Untitled ALIAS ficlet (1/1)

Dec 01, 2006 23:38

This has been driving me nuts for a little while, because I think that poor Irina's characterisation got no help during the second half of S5. I'm still trying to work out all the implications in my head, and a lot of them are moving me towards the old fairy tales I heard as a child. So. Anyway. It's like thinking, only in fic format.

*



Irina is half-convinced that all of life is made of snow-upon-snow, with Rambaldi's neat sloping script across it all, bleeding black ink into the frost. She feels that she has known him all her life, bound in thick furs and staring out into the vast emptiness of the snow-covered plains, listening to her mother tell tales of winter magic. Snow is what binds her to him, to her mother, to home. Russian stories are all about snow: snow children, snow parents, snow keeping you warm and snow burying you alive. Somewhere along the line, her mother's voice and Rambaldi's words bled together until she could not pull them apart.

She knows, now - has always known, in fact - that you are not supposed to love one child more than the other. That's not how motherhood works. At least, that's not how Irina's mother had taught her that motherhood works - but, then, Irina's mother had been dead these many years, and weeds had grown wild on her grave and likely dogs relieved themselves there. Irina had not been back for years, and would have not dared return even if the thought had occurred to her, which it had not. Not when she held her granddaughter in her arms, and wondered if she was doing the right thing.

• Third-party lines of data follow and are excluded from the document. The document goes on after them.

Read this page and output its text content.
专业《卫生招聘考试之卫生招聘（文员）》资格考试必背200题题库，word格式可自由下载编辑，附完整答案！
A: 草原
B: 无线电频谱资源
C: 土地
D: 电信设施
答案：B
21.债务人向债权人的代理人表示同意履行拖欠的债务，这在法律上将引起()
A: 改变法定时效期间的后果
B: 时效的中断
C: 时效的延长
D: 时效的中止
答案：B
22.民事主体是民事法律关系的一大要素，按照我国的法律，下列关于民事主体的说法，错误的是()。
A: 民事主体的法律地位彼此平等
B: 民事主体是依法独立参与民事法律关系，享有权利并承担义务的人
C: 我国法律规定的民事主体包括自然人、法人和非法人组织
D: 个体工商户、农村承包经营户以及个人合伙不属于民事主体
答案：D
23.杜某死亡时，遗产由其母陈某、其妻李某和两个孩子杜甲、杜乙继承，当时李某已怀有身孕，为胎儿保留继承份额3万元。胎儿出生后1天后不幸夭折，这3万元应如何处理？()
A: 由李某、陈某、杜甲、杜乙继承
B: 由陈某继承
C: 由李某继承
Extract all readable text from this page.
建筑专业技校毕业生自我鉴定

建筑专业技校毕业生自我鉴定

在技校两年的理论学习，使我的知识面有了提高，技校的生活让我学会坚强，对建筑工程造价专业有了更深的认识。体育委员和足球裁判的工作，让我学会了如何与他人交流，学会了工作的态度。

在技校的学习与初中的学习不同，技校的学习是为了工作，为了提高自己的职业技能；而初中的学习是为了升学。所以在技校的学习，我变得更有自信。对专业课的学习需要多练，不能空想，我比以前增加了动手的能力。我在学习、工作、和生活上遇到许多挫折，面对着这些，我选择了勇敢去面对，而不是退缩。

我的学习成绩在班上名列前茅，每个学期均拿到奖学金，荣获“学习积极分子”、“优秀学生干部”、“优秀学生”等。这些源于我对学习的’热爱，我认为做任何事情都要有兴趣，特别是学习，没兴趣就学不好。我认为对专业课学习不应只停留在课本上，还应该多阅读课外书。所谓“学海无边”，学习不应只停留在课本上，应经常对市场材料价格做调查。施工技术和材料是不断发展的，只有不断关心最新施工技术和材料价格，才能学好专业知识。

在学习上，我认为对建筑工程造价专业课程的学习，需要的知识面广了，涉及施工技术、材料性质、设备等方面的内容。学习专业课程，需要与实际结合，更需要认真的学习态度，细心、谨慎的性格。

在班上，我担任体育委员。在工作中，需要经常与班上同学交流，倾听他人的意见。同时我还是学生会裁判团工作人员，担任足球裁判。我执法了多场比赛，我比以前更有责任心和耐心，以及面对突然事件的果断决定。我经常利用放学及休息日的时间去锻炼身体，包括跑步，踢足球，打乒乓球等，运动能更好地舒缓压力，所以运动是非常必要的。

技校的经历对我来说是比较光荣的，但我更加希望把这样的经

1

You're not supposed to love one child more than the other. You love them all equally and if you don't, you hide it as well as you can and do not dwell on it, lest some demon hear of it and bring mischief to your hearth. Irina thinks that maybe this only applies to girls, because she can't quite conceive of loving the son of either Jack Bristow or Arvin Sloane, with his father's eyes and cheeks and God only knew what else. Where Sydney and Nadia took after her, she has no doubt that a son would have taken after his father, and she would have come back one day to find a twenty year old Jack or a fifteen year old Arvin staring at her mistrustfully. Daughters are easier - they tend to have some ideas about motherhood already. What would she have said to a son?

You do not love one child more than the other. You do not. It is inhuman, Irina's mother said, and likely her mother had said before her, wizened with age and with nameless dead newborns wept over and lamented still seen in her lined hands. The sentiment had never sounded quite right to Irina, when all her life she had heard tales of wicked stepmothers sending out wretched girls to die in the cold. Where was maternal love then? Although - and she'd thought this would come as a revelation and was oddly cross when it had not - maybe it's different if it's your own. Maybe you feel it differently.

The truth of it is, she doesn't know. A revelation did not strike her in the middle of the night and turn her into a home-loving babushka, not even when she cradled Isabelle in her arms, thinking of what could be. Instead, she was still trying to convince herself that she does not love Sydney more than Nadia; that her youngest is not a stranger who appeared one day, wearing her own face and looking at her with Arvin's eyes.

At the end of it, perhaps it does not matter, for all that she'd agonised over the merits and penalties of her love: both her children melted back into the snow, ink-black hair streaming behind them and lips like a red, red rose.

*

fin

The fairy tales I was looking at included The Snow Maiden (both versions), Snow White, The Tale of the Dead Princess, Snezhanka and a few others.